Politicamente, uma Europa sem o Reino Unido ficaria coxa, mais
“continental” e menos atlântica, desequilibrando a balança em
desfavor dos países que têm uma tradição euro-atlântica (da
Holanda a Portugal). Angela Merkel precisa dele para apoiar a sua
ortodoxia financeira e a negociação de um vasto acordo de comércio
e investimento que abranja as duas margens do Atlântico (o chamado
TTIP), equilibrando a posição mais renitente da França. E a
França, para além da retórica gaulista da “pérfida Albion”
descrita como um cavalo de Tróia dos americanos e do liberalismo
anglo-saxónico, precisa dele para equilibrar a sua relação com a
Alemanha nas questões da segurança e da defesa. Não foi por acaso
que os dois países lideraram a intervenção na Líbia.
3. Tudo isto é
sabido e indica que a União vai tentar dar a Cameron o que ele
precisa para tirar argumentos aos que querem abandonar a Europa, que
representam hoje metade do eleitorado. Cameron quer reformas que
outros também querem, devolvendo poderes aos Estados-membros e
simplificando o funcionamento da União (o governo holandês, por
exemplo, defende mais ou menos a mesma coisa). E quer, absolutamente,
preservar City de Londres de qualquer decisão da zona euro que a
possa prejudicar. Mas o problema maior, do ponto de vista europeu, é
que quer retirar aos imigrantes vindos da União Europeia as
garantias que hoje têm, graças à liberdade de circulação e à
não discriminação. O líder britânico quer aplicar-lhes regras
discriminatórias que a lei europeia não permite, nomeadamente
impedi-los do acesso à segurança social durante os primeiros quatro
anos de permanência.
A questão dos
imigrantes europeus apenas se colocou no Reino Unido a partir de
2004, com a adesão de 10 países do Centro e do Leste da Europa.

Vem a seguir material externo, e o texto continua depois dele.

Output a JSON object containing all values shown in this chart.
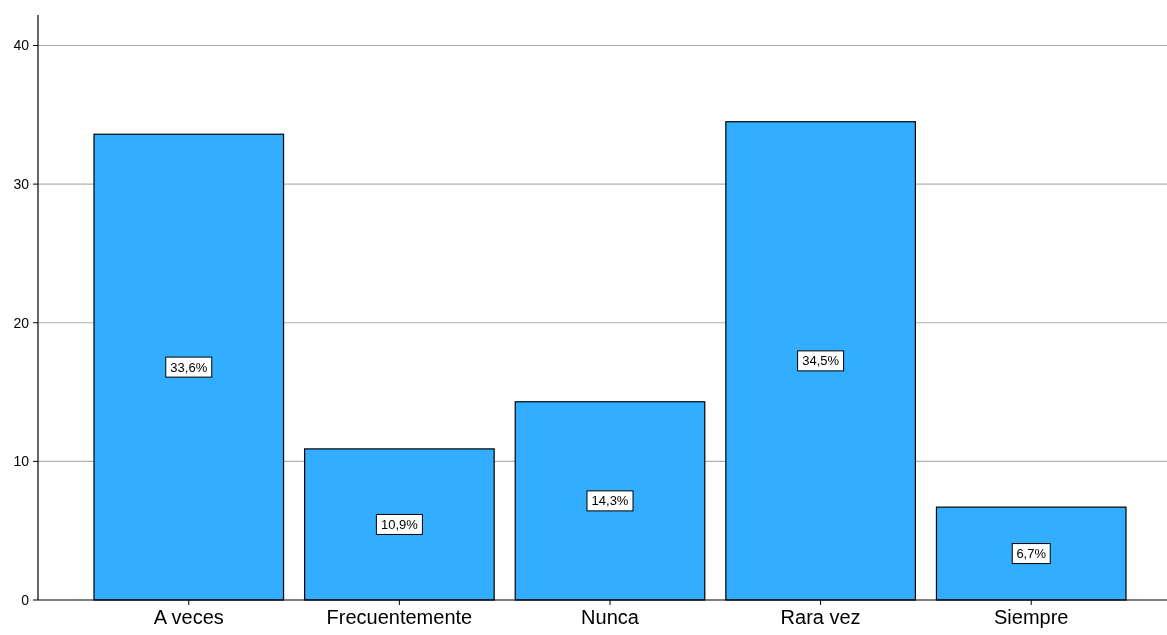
{
  "chart_data": {
    "type": "bar",
    "categories": [
      "A veces",
      "Frecuentemente",
      "Nunca",
      "Rara vez",
      "Siempre"
    ],
    "values": [
      33.6,
      10.9,
      14.3,
      34.5,
      6.7
    ],
    "value_labels": [
      "33,6%",
      "10,9%",
      "14,3%",
      "34,5%",
      "6,7%"
    ],
    "color": "#33adff",
    "ylim": [
      0,
      42.2
    ],
    "yticks": [
      0,
      10,
      20,
      30,
      40
    ],
    "grid": "y"
  }
}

Nessa altura, foram muitos os que rumaram ao Reino Unido,
nomeadamente polacos, criando alguma animosidade mas fazendo muito
trabalho, e que hoje começam a regressar à Polónia. Agora, os
ingleses temem a “invasão” dos romenos ou dos búlgaros, que
ainda não se revelou catastrófica. Um estudo recente de dois
professores de Oxford, publicado no Guardian, estabelece uma ligação
perigosa entre a rejeição dos imigrantes e a rejeição da Europa.
Ou seja, quando sobe a rejeição aos imigrantes, sobe na mesma
proporção o não à Europa. Desligar esta ligação não será
fácil.
Para Cameron a
questão é mais simbólica do que real. É verdade que as condições
oferecidas pelo Reino Unido aos imigrantes europeus eram (já houve
alterações) das mais generosas da Europa. Também é verdade que a
entrada de imigrantes no país não tem parado de aumentar, graças
também aos efeitos das políticas de austeridade em alguns países
europeus, mais afectados pela crise. Mas o desemprego britânico tem
vindo a baixar acentuadamente, diminuindo a pressão sobre os
alegados postos de trabalho que os imigrantes roubariam. As
comunidades islâmicas já lá vivem há muito. Se os imigrantes
trabalharem não estão a pesar na segurança social.
4. David Cameron
adoptou uma estratégia que lhe pode sair cara. Terá ido longe
demais na sua retórica, deixando que a imigração dominasse a
opinião dos britânicos sobre a Europa. Deixou sair o génio da
garrafa e agora arrisca-se a não conseguir metê-lo de novo lá
dentro. Para ele, uma saída seria um duplo desastre, arriscando-se a
ficar na História como o líder britânico que acabou com a
Grã-Bretanha. A Escócia não perderia a oportunidade de um segundo
referendo para poder manter-se na Europa. O Reino Unido da
Grã-Bretanha e da Irlanda do Norte passaria a ser da Inglaterra, do
País de Gales e da Irlanda do Norte, pelo menos até ver. Além
disso, num mundo de gigantes que voltou a ser multipolar, é difícil
manter a influência quando se está sozinho. Chris Patten, numa
entrevista recente, resumiu a questão numa só frase: “Não
conheço na História moderna, nenhum país que tenha decidido passar
da primeira divisão para a segunda.” O risco é que, sejam quais
forem as concessões obtidas, Cameron pode ter de enfrentar um estado
de espírito dos britânicos que, como mostram as sondagens, não
estão propriamente nos seus melhores dias. E há ainda outro risco
importante ainda que pouco valorizado: no estado em que a Europa se
encontra, essa saída alimentaria quase de certeza as tendências
centrífugas de outros países europeus.